The following distributions include php version greater or equal to 7.2 in some releases:

• Manjaro Linux (2)
• Fedora (7)
• Arch Linux (13)
• Mageia (23)
• FreeBSD (25)
• Slackware Linux (33)
• Gentoo Linux (41)
• BlackArch Linux (57)
• DragonFly BSD (58)
• NuTyX (72)
• AUSTRUMI (80)
• Void (107)
• Lunar Linux (195)
• Exherbo (228)
• paldo GNU/Linux (265)
Tyil commented 6 years ago

@bjoernv Having PHP 7.2 in the repositories isn't a problem per se, some distro's (like Gentoo) can include multiple versions of PHP and have multiple versions installed.
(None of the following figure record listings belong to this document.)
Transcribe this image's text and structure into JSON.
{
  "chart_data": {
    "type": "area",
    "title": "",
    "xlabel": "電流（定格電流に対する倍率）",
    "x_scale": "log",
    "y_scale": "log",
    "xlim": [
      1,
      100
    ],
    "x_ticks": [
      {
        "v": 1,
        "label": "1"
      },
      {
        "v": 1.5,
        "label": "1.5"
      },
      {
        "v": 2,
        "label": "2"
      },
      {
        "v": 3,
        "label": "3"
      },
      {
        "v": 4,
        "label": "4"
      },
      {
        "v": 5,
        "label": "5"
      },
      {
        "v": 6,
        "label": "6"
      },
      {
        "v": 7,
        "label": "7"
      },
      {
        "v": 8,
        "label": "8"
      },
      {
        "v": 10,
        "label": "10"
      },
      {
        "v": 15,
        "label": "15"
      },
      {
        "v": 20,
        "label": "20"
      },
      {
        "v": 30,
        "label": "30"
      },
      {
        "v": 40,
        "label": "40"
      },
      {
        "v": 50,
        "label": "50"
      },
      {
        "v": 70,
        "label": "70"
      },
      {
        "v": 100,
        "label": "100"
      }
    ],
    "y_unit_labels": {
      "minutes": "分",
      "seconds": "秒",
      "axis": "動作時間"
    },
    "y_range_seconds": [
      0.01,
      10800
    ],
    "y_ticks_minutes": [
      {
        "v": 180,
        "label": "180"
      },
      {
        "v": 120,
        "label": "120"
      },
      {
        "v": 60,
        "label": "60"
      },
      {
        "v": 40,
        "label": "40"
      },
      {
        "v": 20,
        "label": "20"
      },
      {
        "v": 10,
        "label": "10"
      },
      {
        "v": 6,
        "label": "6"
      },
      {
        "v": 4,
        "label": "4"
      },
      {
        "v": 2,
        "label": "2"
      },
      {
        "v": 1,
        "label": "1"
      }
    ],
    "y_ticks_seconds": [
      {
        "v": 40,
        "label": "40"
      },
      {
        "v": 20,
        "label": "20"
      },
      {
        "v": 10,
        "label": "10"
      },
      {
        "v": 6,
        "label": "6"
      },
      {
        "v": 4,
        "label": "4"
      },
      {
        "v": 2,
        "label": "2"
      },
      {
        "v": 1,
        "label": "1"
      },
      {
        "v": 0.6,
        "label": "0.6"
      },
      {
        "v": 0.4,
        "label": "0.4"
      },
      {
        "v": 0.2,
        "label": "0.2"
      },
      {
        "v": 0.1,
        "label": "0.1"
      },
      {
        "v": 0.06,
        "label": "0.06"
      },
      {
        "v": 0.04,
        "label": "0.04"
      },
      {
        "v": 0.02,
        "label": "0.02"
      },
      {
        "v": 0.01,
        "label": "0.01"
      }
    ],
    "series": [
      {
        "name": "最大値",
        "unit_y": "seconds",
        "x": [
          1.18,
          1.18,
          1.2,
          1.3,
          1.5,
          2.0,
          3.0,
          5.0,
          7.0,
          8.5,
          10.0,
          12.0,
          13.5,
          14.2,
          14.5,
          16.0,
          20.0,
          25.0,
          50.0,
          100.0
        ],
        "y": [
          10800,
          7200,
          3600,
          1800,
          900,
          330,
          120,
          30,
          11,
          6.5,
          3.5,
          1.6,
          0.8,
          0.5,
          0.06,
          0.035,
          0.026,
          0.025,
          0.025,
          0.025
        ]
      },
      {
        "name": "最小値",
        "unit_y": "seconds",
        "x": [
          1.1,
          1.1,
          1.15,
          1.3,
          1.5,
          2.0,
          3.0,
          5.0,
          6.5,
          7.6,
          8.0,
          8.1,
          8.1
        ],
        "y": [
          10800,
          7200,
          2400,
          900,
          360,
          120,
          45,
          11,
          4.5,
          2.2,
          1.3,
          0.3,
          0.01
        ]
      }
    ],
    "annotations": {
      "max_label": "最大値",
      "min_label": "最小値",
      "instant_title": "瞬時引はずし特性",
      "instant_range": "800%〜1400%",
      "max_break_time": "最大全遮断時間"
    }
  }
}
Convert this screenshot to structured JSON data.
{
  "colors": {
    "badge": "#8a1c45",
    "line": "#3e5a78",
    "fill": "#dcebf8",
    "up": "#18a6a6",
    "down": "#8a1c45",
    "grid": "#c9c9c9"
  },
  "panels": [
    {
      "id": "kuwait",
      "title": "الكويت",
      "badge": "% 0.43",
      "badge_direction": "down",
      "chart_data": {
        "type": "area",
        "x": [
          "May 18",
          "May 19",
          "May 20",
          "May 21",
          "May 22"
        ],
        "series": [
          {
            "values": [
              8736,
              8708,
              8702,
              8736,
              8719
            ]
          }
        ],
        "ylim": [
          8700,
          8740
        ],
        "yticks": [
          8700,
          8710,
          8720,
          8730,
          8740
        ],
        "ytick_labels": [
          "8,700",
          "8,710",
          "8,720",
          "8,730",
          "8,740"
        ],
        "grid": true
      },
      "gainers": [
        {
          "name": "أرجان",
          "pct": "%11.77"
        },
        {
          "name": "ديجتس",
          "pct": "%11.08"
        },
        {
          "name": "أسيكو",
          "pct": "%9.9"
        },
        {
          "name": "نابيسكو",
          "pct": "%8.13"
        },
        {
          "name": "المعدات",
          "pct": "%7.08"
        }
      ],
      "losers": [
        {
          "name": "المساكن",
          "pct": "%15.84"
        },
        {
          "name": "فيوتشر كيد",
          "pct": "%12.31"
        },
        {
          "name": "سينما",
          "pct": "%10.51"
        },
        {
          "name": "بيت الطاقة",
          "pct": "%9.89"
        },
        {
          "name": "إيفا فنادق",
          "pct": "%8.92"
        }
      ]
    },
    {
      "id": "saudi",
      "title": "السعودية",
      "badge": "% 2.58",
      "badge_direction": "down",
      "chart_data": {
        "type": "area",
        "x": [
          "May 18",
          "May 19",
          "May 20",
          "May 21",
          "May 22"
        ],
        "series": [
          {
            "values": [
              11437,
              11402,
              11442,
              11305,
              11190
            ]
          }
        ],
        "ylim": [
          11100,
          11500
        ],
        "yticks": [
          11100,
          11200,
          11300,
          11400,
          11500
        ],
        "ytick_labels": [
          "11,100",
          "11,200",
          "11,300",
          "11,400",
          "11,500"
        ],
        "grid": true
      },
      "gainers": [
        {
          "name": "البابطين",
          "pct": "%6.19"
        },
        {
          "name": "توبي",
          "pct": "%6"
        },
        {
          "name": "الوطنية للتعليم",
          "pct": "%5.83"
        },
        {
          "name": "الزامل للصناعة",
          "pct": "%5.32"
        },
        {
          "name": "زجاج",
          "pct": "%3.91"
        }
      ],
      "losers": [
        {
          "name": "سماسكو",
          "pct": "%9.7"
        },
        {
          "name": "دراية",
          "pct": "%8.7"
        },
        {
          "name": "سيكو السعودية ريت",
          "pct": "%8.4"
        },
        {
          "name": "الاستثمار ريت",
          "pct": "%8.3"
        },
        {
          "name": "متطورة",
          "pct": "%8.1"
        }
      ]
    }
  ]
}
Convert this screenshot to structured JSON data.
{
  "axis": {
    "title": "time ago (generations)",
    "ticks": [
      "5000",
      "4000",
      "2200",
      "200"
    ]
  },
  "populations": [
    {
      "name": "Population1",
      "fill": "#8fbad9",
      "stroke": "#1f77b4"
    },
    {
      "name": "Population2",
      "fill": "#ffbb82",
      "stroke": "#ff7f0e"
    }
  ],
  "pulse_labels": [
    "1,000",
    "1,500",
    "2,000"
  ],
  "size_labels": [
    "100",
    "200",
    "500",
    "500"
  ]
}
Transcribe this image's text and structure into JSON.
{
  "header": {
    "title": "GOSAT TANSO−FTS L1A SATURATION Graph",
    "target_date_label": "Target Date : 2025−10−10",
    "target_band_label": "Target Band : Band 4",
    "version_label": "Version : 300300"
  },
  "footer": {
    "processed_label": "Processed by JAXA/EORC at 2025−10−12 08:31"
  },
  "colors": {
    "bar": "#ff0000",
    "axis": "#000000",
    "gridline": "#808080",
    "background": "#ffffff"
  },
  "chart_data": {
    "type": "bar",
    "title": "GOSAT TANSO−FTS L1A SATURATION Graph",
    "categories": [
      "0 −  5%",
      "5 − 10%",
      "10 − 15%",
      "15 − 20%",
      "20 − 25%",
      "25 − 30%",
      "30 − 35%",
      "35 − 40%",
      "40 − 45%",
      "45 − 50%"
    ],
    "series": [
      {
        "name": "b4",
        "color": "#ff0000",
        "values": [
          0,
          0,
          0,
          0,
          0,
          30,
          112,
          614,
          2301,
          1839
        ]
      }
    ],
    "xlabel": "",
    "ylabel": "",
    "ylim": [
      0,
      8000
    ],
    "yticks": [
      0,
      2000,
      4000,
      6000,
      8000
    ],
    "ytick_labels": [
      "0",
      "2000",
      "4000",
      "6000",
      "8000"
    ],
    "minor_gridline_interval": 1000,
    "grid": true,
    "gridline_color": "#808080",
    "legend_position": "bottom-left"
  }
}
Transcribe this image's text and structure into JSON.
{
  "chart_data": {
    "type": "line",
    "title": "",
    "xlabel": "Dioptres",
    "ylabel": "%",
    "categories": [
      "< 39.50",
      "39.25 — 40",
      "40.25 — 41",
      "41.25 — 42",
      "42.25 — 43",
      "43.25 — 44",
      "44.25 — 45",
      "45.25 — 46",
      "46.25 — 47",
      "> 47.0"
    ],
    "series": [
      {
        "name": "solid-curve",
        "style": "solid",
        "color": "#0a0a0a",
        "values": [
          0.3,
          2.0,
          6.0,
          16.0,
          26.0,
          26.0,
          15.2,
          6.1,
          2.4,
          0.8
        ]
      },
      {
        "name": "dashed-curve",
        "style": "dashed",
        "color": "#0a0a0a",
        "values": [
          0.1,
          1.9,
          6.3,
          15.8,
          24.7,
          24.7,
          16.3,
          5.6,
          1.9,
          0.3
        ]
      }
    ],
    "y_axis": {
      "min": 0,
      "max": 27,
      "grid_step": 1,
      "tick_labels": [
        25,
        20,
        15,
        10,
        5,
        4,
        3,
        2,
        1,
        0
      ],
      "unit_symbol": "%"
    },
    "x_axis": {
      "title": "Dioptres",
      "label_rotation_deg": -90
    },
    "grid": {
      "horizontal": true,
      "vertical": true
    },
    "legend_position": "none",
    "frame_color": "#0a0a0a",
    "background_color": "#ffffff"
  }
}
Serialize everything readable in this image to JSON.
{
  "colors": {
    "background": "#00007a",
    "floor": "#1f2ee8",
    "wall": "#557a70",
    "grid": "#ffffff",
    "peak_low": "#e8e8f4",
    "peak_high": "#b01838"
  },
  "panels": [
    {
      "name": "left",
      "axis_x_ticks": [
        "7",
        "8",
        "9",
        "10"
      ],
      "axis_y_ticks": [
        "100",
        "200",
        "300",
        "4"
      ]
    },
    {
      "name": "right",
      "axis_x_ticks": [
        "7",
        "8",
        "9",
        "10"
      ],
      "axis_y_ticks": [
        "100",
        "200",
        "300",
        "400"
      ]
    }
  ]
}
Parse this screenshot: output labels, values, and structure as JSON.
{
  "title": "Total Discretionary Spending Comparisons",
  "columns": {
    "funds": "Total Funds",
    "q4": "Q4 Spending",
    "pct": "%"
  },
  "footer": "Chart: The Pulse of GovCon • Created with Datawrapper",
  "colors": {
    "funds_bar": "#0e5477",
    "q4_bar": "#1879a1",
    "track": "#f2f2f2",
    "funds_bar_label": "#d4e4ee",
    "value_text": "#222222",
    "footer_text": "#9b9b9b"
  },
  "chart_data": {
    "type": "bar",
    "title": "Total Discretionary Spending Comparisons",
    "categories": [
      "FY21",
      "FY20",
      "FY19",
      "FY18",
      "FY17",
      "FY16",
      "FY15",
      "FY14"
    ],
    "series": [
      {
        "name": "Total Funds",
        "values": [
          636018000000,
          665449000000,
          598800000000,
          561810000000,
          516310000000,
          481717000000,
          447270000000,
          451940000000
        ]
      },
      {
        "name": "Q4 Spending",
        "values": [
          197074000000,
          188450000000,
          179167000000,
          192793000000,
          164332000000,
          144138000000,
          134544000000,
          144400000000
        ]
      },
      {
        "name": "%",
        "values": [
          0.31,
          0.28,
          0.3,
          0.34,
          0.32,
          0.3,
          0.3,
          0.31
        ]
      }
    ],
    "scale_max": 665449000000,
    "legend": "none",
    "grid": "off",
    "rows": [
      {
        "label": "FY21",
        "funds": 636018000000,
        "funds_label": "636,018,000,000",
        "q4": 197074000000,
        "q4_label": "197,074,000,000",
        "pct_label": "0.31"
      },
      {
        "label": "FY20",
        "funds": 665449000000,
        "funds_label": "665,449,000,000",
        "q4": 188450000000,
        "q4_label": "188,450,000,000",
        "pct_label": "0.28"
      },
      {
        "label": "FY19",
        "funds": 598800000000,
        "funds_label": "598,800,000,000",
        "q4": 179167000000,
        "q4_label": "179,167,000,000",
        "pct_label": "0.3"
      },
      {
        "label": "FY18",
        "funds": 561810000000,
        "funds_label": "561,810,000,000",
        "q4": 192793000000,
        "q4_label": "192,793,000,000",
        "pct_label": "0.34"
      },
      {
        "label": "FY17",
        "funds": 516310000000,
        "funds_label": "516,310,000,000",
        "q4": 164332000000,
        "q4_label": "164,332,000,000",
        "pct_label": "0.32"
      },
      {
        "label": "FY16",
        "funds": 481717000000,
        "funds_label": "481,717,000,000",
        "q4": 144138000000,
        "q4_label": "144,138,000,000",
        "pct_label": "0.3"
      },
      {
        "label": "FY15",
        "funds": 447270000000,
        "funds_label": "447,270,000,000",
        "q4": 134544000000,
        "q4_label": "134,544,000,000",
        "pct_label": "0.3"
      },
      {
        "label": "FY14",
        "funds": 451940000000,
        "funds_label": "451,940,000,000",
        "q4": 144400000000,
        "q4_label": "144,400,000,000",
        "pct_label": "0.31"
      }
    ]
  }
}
The package manager can even instruct that a version below 7.2 is required for a package, and still allow 7.2 to be installed seperately.

From my POV, it looks like the "affected distros" just have bad maintainers that don't check for dependency breakage and come with package managers that can't deal with having multiple versions of a package available.

Just a list of "distros with PHP 7.2 available" doesn't say anything about whether it actually breaks on these distros.

SBado commented 6 years ago

So, the problem here is that some major distros like openSUSE or Arch have "bad maintainers". I don't know, but imho It sounds a lot like Apple's "You're holding it wrong". Personally, I can wait for as long as it will be necessary for the developers to move Nextcloud to PHP 7.2 and live without it in the meantime, no problem at all. But, I think that you can't ask all the distros out there to not update or to maintain different versions of PHP just because a single package doesn't work with the latest version, it's not (always) feasible. Just my two cents.

arendtio commented 6 years ago

@Tyil you are missing the point...

Yes, some package managers allow to mask certain packages and a friend of mine, who runs an Exherbo server (very similar to Gentoo), keeps asking me when Nextcloud 13 is being released, because Nextcloud doesn't support PHP 7.2 yet. So just because some package managers make it easier than others to run different versions in parallel or to not update to a specific version, doesn't mean it is okay that Nextcloud can't run on the latest stable PHP version.

So your whole 'with Gentoo you don't have that problem, it's just an Arch problem' song is just a distraction from the real problem. The real problem is that the latest Nextcloud versions, often have problems with the latest stable PHP versions. That is something which could and should be solved.

rullzer commented 6 years ago

I think all there is has to be said about this topic. NC13 will support 7.2. If you really can't wait to upgrade then try out the beta.